Covid-19 | Using chaos theory to predict the course of the epidemic

Results & impact 20 May 2020
How can we predict the course of an epidemic when data are in short supply? To answer that question, a team of scientists has developed an approach based on chaos theory. The results bear out field data, and the approach is due to be rolled out in Africa and also used for other diseases.
© Illustration from Freepik

Most of the approaches commonly used in epidemiology to assess disease spread rely on proven, tested knowledge. However, in the case of an emerging virus epidemic, reliable data on the disease and its spread are in short supply, and it is sometimes worth looking at original alternative approaches.

This is what a team of scientists [1] did, using data on the Covid-19 epidemics in China, Japan, South Korea and Italy. They used chaos theory to build predictive models for disease spread without strong assumptions. The models were subsequently applied to the situation in France, Spain, Belgium and the UK, to identify the most likely epidemic scenarios and monitor their actual course. In the thick of the crisis, datasets were only available for a very short period, but the scientists succeeded in predicting the course of the epidemic in several countries: Italy, Spain, France and the UK.

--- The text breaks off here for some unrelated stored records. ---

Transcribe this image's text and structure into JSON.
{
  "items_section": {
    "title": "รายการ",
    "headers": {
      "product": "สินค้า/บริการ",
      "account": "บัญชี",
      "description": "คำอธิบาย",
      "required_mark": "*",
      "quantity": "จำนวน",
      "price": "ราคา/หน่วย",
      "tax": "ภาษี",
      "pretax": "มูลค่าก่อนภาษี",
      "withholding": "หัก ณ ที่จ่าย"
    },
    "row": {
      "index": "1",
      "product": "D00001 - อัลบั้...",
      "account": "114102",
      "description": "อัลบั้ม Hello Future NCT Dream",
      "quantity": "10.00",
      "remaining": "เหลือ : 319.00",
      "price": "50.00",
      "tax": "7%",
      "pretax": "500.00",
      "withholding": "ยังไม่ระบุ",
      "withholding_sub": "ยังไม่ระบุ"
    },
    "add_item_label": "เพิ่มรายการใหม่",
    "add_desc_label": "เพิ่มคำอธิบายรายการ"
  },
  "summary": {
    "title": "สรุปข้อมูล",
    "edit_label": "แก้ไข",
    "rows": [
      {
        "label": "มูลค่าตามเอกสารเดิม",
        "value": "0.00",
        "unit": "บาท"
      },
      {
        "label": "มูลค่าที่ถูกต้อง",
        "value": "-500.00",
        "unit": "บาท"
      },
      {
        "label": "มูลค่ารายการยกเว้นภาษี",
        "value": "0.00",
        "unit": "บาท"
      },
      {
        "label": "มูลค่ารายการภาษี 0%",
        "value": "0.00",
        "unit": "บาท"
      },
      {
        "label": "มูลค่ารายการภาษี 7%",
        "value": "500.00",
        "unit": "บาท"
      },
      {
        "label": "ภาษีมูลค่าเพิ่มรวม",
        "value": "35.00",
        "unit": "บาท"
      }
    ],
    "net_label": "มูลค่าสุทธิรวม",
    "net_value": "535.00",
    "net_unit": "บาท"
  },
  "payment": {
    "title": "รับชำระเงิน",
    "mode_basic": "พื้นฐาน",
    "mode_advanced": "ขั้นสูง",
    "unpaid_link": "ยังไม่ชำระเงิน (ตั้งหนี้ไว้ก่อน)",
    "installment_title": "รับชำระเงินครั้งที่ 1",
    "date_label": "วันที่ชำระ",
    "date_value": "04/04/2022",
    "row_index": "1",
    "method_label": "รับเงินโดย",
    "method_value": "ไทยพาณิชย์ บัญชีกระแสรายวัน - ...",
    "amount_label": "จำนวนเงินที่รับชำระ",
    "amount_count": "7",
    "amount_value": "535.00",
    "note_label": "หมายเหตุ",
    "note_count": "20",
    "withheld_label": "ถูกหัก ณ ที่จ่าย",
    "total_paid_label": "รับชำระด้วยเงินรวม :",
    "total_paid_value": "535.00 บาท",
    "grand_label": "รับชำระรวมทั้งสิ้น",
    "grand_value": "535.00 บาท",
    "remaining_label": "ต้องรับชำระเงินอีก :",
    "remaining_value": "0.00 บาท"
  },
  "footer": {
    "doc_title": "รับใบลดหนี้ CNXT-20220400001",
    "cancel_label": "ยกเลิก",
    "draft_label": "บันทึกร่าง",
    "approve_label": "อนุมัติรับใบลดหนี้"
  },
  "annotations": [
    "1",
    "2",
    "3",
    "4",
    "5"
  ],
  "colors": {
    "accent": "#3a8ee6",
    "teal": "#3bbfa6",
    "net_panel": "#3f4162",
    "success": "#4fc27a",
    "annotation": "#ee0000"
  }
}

As long ago as 5 February, a chaotic model obtained for China suggested that without control measures, the epidemic would continue to spread. By 26 March, a model built for Italy served to predict the various stages of the slowing down of the epidemic in Italy and France. The work also demonstrated that the extent of the epidemic was directly linked to the early introduction of control measures.

This approach can be used in situations for which limited datasets are available. It is particularly suitable for situations in which behaviour is highly sensitive to initial conditions, as is the case for animal health and certain zoonoses. This type of modelling is also due to be developed to address disease emergence at the interfaces between wildlife, domestic animals and humans, and to study the link between biodiversity and health.

The same team of scientists had already tested the approach successfully for the Ebola epidemic [2].

This project was part-funded by several programmes: "Les enveloppes fluides et l’environnement" (INSU-CNRS), the "Programme national de télédétection spatiale" (PNTS) and "Défi InFiNiTi" (CNRS).

The next stage will be funded by Montpellier University of Excellence (MUSE) . It will include extending the analysis of the Covid-19 epidemic under way in Africa, to support decision making in terms of animal health management policy. There are also plans to develop a generic tool for modelling emergence processes that are difficult to address using conventional modelling approaches.


[2] Mangiarotti S., Peyre M., Huc M., A chaotic model for the epidemic of Ebola virus disease in West Africa (2013–2016). Chaos 2016, 26, 113112

This news item is an adaptation of an article initially published on the Institut national des sciences de l’Univers (INSU) website.